Best of all, you can probably do that by reusing test tools. That's not entirely free, but it's a fraction of the cost, and you can do it for a fraction of the features - just the "hotspots" that are often the problems or the main features.
Feature flags and canary distribution
When I refer to quick practice and research, I also emphasized the need for a quick rollback. Feature flags push features to configuration, making them easy to turn on and off. Canary distribution distributes a feature to a small percentage of the user base. This group could be internal users or “power users,” people who want features but are at risk of some damage, and who are committed to the product. Adding a new feature to canary users allows them to complain if they find a problem - similar to the canal in a coal mine.
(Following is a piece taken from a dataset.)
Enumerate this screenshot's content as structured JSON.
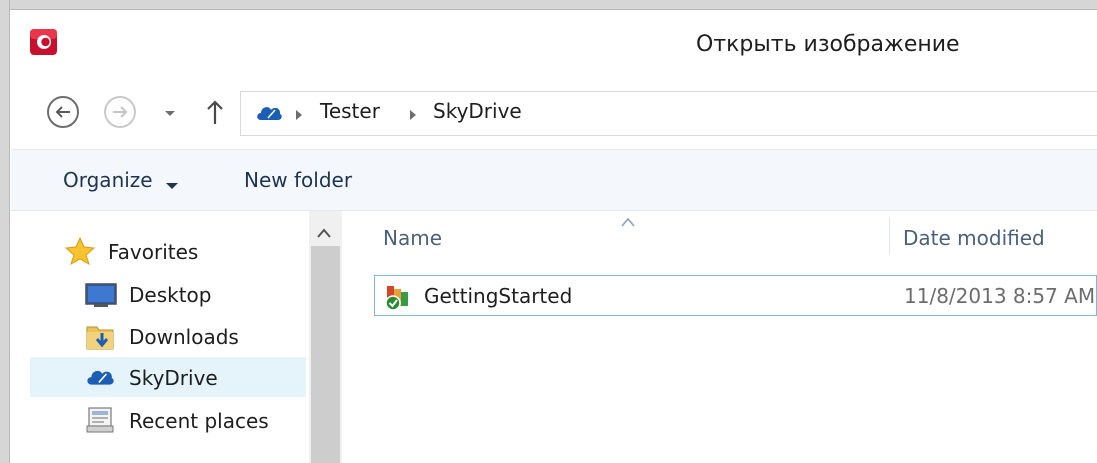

Although the initial implementation of flags caused a more complex code feature, where each flag required a "if" statement and two different code blocks, this is not necessarily true. today. Asa Schachar, a developer candidate at Optimizely, suggests that a system designed as flags can push features that are on or off to some resolution, reducing unintentional complexity.
Encourage and lead
He persuaded David Hoppe, a senior developer with Ittentional, to point out what is obvious. As he said "How about helping the team care about the product?"
Unless the team cares about something: The consumer, the product, even the pursuit of excellence itself, none of the above methods is likely to have much of an impact. Personally, the consultation specifications that I have been so pleased with, the ones where the long-term impact was greatest after I left, were all involved in helping the team to generate their own continuous improvement - something I call the "snowball skill."
Certificate for procedures a
The good news for the above methods is the presence of data. A few years ago Nicole Forsgren began a research effort that would become the state of the DevOps report. In that project, she conducts an annual study that looks at how organizations structure the work, how they perform, and draw relationships. Forgren published the results of her 2017 study in the book Accelerate: The Science of Lean Software and Devops.
Unsurprisingly, most of my suggestions here also appear in the book, but without encouraging and guiding them, perhaps because it is so difficult to quantify. I've worked with teams that admit they enjoy going home at five o'clock and getting the meaning from their families. What people do not admit is that they are not worried - even when their actual behavior seems to be designed to reduce efficiency.
So the snowball picked up productivity.